Most hieroglyphs either:
- Represent an entire word by depicting that thing (a house means “house”)
- Represent the consonant in that thing’s name (a house means p-r because the Egyptian word for “house” is paaru)
- Indicate the general category of thing that a word refers to (a house shows that the previous word refers to a type of house)
By combining these, you can indicate arbitrarily complex words! Just spell out all the consonants, then use one glyph to indicate what sort of thing you mean, which lets you tell the difference between house-bread-seeds purut “crops” and house-bread-sun peraayet “growing season”.
(The first option was the rarest, since most words can’t be drawn in an unambiguous way, so there was actually a special mark you had to attach to indicate “I mean the actual word here, not the consonants”.)

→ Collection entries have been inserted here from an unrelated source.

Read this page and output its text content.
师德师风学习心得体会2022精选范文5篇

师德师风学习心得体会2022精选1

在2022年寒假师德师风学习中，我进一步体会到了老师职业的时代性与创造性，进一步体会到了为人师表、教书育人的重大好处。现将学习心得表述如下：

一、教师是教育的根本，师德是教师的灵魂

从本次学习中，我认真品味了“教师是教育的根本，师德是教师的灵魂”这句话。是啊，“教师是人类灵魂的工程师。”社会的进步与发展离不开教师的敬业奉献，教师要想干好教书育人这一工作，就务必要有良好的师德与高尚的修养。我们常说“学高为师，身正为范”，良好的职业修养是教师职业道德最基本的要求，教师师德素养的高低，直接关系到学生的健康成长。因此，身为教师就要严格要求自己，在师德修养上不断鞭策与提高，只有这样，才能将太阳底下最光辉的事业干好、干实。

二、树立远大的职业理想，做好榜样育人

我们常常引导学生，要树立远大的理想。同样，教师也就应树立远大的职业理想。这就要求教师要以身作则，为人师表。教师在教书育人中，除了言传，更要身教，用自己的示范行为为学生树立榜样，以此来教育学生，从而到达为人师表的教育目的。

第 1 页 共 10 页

But it doesn’t hurt to add a bit of extra redundancy, too. So there’s an extra rule: if one sign indicates multiple consonants, and the signs immediately before or after it indicate a prefix or suffix of those consonants, those other signs are just for redundancy. In other words, since the house sign means p-r and the mouth sign means r, house-mouth should be read as p-r, not p-r-r. If you want to write p-r-r, you need a house and two mouths. Similarly, since a footstool means p, footstool-house should just be read p-r, and to write p-p-r, you need two footstools.

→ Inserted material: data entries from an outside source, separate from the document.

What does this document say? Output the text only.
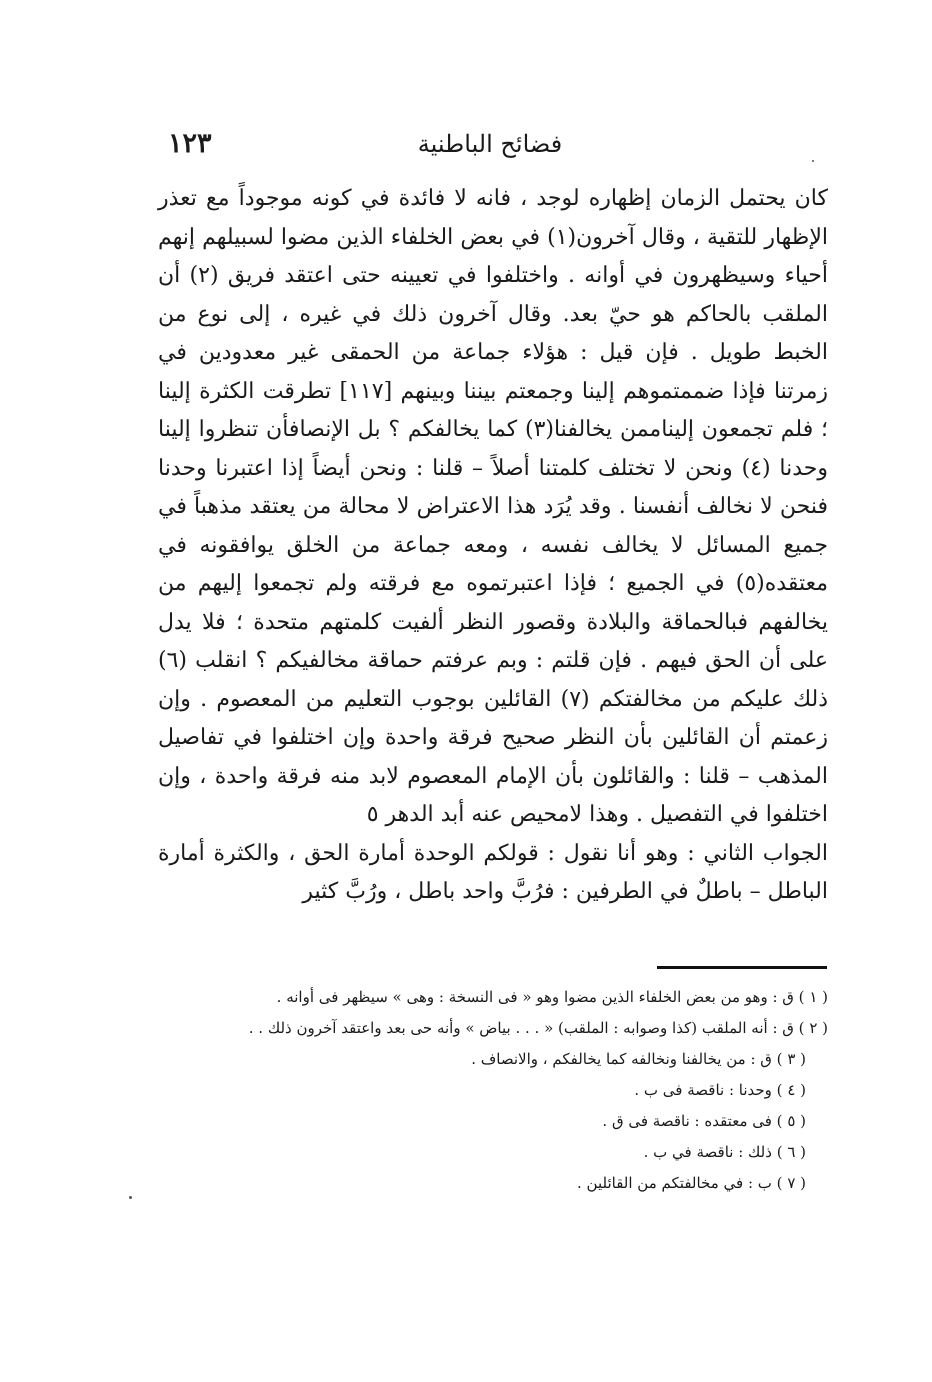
١٢٣	فضائح الباطنية

كان يحتمل الزمان إظهاره لوجد ، فانه لا فائدة في كونه موجوداً مع تعذر الإظهار للتقية ، وقال آخرون(١) في بعض الخلفاء الذين مضوا لسبيلهم إنهم أحياء وسيظهرون في أوانه . واختلفوا في تعيينه حتى اعتقد فريق (٢) أن الملقب بالحاكم هو حيّ بعد. وقال آخرون ذلك في غيره ، إلى نوع من الخبط طويل . فإن قيل : هؤلاء جماعة من الحمقى غير معدودين في زمرتنا فإذا ضممتموهم إلينا وجمعتم بيننا وبينهم [١١٧] تطرقت الكثرة إلينا ؛ فلم تجمعون إليناممن يخالفنا(٣) كما يخالفكم ؟ بل الإنصافأن تنظروا إلينا وحدنا (٤) ونحن لا تختلف كلمتنا أصلاً – قلنا : ونحن أيضاً إذا اعتبرنا وحدنا فنحن لا نخالف أنفسنا . وقد يُرَد هذا الاعتراض لا محالة من يعتقد مذهباً في جميع المسائل لا يخالف نفسه ، ومعه جماعة من الخلق يوافقونه في معتقده(٥) في الجميع ؛ فإذا اعتبرتموه مع فرقته ولم تجمعوا إليهم من يخالفهم فبالحماقة والبلادة وقصور النظر ألفيت كلمتهم متحدة ؛ فلا يدل على أن الحق فيهم . فإن قلتم : وبم عرفتم حماقة مخالفيكم ؟ انقلب (٦) ذلك عليكم من مخالفتكم (٧) القائلين بوجوب التعليم من المعصوم . وإن زعمتم أن القائلين بأن النظر صحيح فرقة واحدة وإن اختلفوا في تفاصيل المذهب – قلنا : والقائلون بأن الإمام المعصوم لابد منه فرقة واحدة ، وإن اختلفوا في التفصيل . وهذا لامحيص عنه أبد الدهر ٥

الجواب الثاني : وهو أنا نقول : قولكم الوحدة أمارة الحق ، والكثرة أمارة الباطل – باطلٌ في الطرفين : فرُبَّ واحد باطل ، ورُبَّ كثير

( ١ ) ق : وهو من بعض الخلفاء الذين مضوا وهو « فى النسخة : وهى » سيظهر فى أوانه .

( ٢ ) ق : أنه الملقب (كذا وصوابه : الملقب) « . . . بياض » وأنه حى بعد واعتقد آخرون ذلك . .

( ٣ ) ق : من يخالفنا ونخالفه كما يخالفكم ، والانصاف .

( ٤ ) وحدنا : ناقصة فى ب .

( ٥ ) فى معتقده : ناقصة فى ق .

( ٦ ) ذلك : ناقصة في ب .

( ٧ ) ب : في مخالفتكم من القائلين .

(Redundant suffixes are a lot more common than redundant prefixes, but you’ll sometimes even find both on the same sign. The purpose was mostly aesthetic, the same reason why they used multi-consonant signs when they already had one sign per consonant: more ways to write the same word means more options to fit it nicely into the inscription! It’s like Tetris, where there’s nothing worse than ending up with a sign that’s the wrong shape for the remaining space. If you use a long, flat sign, then a tall, narrow one, then another long, flat one, you end up with unsightly white space on the sides!)

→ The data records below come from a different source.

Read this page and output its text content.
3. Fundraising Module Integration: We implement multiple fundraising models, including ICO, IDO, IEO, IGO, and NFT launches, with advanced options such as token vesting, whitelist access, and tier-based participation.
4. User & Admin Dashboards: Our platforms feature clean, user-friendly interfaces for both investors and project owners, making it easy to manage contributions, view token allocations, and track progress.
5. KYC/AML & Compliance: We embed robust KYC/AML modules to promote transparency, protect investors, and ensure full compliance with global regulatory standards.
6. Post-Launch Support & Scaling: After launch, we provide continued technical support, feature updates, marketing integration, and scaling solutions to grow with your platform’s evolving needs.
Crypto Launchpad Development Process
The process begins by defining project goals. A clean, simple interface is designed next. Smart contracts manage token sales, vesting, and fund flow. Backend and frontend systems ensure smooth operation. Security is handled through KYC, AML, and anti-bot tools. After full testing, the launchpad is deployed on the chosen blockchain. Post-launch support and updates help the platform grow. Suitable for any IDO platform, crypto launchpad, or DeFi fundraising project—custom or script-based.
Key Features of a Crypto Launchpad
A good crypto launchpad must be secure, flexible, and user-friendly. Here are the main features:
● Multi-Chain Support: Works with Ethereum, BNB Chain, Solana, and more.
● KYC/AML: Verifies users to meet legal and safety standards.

As a result, it’s possible to have a word be missing some glyphs, where you have some information about what those glyphs are, but not full information. If a word goes ???-mouth (r)-bread (t), then the damaged glyph could be a house (p-r) or a hoe (m-r), but probably not a fish (j-n) or a penis (m-t). If a word goes water (n)-???-mouth (r), the damaged glyph could be a heart with attached trachea (n-f-r) or a pennant (n-ṯ-r), but probably not an ear (s-ḏ-m).
A puzzle using this redundancy to piece together several broken fragments of an ancient Egyptian inscription might be too difficult and tedious to explain, but you never know! Ancient Egyptian ruins are a classic adventure setting for a reason!